FARMACOLOGIA E POSSÍVEIS INDICAÇÕES CLÍNICAS DA VASOPRESSINA. UMA REVISÃO SOBRE UMA ANTIGA E ATUAL DROGA

(especial para SIIC © Derechos reservados)
Artículo completo
Aspectos gerais

A vasopressina, ou hormônio anti-diurético, é um hormônio peptídeo que é sintetizado nos núcleos supraórticos e paraventriculares do hipotálamo e transportado para a hipófise posterior, onde é armazenado. É liberado na circulação por estímulo da osmolalidade aumentada do protoplasma ou como uma resposta baroreflexa a diminuições do volume ou pressões sanguíneos.1 A liberação de vasopressina é aumentada também por náusea, dor, e outros estímulos.
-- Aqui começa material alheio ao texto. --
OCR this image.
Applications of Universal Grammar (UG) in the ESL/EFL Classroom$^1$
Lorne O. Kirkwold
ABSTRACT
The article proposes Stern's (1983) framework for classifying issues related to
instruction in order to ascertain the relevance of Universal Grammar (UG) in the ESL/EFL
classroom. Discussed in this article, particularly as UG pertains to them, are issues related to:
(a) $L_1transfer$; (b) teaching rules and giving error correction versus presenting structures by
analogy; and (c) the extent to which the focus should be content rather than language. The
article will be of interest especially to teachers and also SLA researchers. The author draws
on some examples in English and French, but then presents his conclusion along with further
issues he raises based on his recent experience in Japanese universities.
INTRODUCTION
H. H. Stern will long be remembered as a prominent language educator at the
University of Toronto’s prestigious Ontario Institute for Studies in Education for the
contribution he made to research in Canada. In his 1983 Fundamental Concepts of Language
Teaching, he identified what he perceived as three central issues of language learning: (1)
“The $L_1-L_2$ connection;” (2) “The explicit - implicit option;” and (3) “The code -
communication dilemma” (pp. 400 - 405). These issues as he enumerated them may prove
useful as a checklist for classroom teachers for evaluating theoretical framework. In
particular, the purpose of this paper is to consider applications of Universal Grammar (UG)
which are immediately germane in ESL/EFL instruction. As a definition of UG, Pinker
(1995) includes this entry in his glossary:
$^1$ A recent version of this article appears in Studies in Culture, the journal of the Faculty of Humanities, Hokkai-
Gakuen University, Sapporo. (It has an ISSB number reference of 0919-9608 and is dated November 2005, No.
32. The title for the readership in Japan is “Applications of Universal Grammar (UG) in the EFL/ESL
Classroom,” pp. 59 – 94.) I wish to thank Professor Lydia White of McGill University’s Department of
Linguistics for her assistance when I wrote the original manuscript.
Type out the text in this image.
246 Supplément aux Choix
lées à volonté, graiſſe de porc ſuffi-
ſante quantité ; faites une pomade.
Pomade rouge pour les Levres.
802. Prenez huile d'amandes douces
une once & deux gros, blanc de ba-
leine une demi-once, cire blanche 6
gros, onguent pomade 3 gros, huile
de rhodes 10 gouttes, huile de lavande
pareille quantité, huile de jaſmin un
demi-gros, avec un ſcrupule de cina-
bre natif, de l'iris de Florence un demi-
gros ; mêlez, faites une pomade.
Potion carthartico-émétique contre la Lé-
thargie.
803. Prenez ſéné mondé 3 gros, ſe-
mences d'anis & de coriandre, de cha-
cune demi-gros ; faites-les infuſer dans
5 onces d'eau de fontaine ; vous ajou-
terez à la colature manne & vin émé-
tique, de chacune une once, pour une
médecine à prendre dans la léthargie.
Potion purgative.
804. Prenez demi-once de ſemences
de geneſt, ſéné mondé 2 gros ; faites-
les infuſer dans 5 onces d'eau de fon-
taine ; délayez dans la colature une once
A vasopressina tem papel fundamental na regulação do corpo equilíbrio hídrico corporal por sua ação de antidiurética. Esta ação é mediada por receptores renais V2 da vasopressina que são ligados a adenilil ciclase e a geração de AMPc. A vasopressina também é capaz de causar vasoconstrição e aumento da pressão arterial.2 Essa ação é mediada através de receptores vasculares V1 que, distintamente dos receptores renais, são ligados a fosfolipase C e aumentado concentração de Ca2+ intracelular.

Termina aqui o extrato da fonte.